There's zero weaseling going on. No dark patterns. I'm just too busy to build a no-cookie version that passes info in the URL or w/e (which also seems less than ideal). Your two options are to use the site or don't use the site. If there was enough pressure from real customers to provide another option then I probably would, but it wouldn't change anything. It's just busy work / checking boxes.

IMO this needs to be built into the browsers rather than being yet another tax on builders due to spammers / scammers / advertisers. If we had meta referencing each cookie where you can disclaim exactly how it will be used and whether it's optional / required, then we would have a standard without dark patterns being possible.

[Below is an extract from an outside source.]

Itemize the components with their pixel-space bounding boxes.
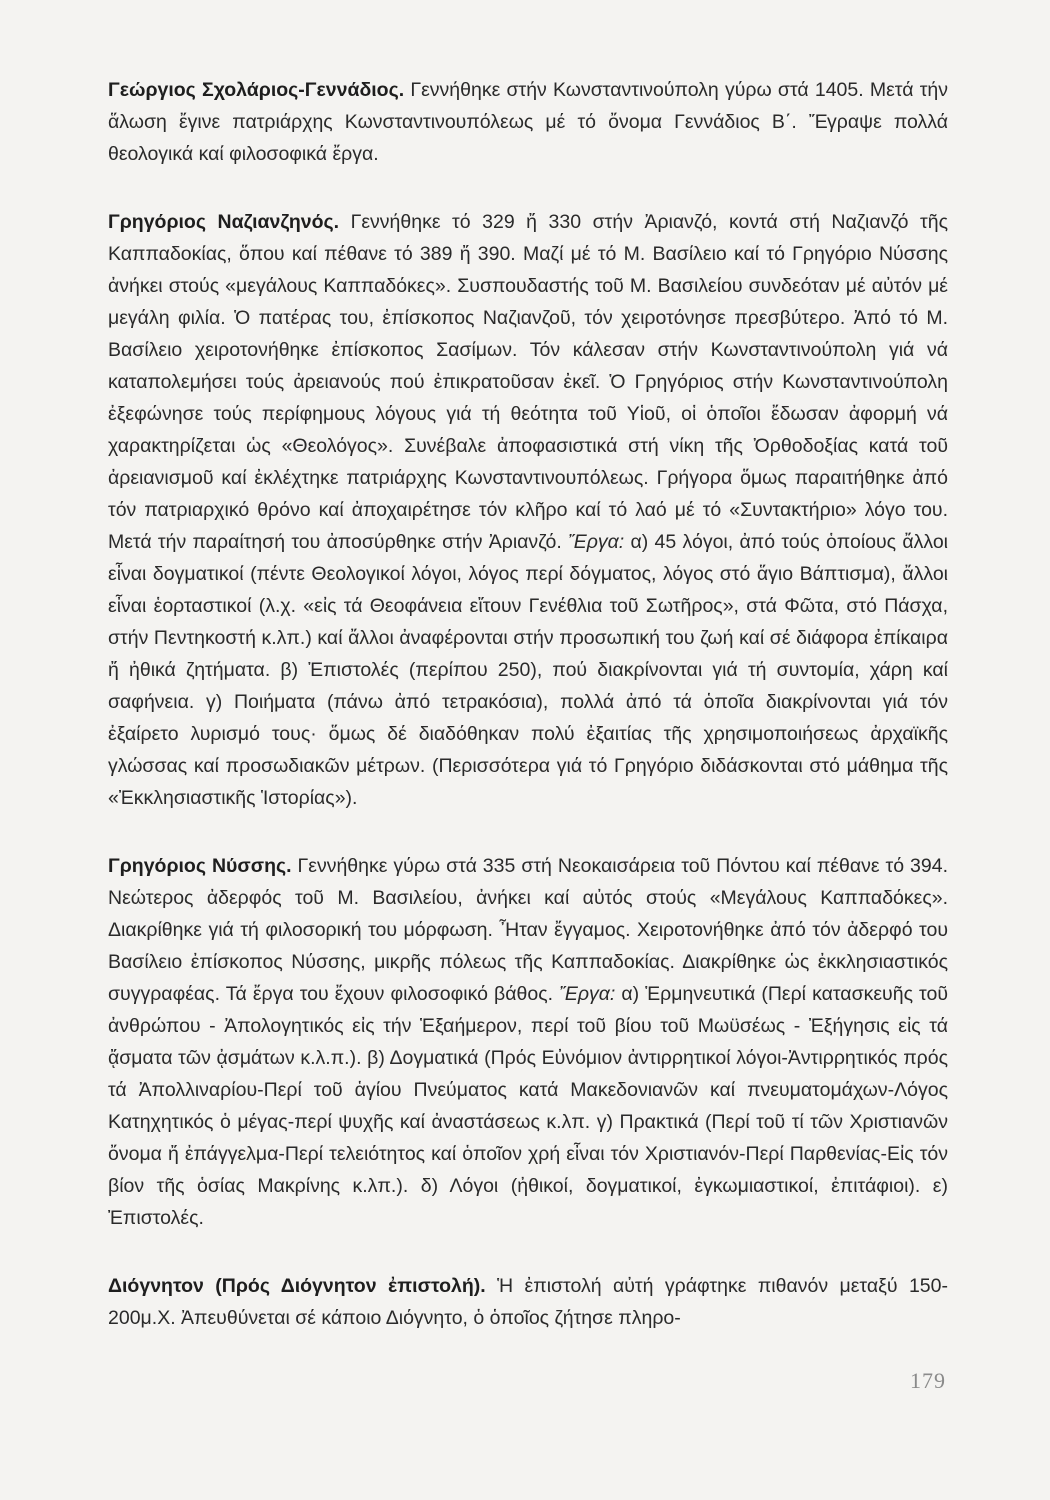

Session cookies don't require a banner or any kind of notification.


That's good to know (and reasonable)!


GDPR was adopted 9 years ago. It's insane to me that people still go out of their way to know nothing about it.


It's much easier to blame the cookie banner on GDPR (which are not entirely related) than read the texts and jurisprudence about it to know how it works.

Every website showing a consent screen is either willfully ignorant (rarer these days) or they want your data while saying hypocritical things like «We value your privacy»


Well I don’t live in or operate a business in the EU and none of my customers are in the EU.

I did start looking into it out of curiosity, but TBH it wasn’t obvious what I needed to do, if anything.

I doubt most Europeans know much about Canada’s data protection laws either, and it would be insane for me to expect them to.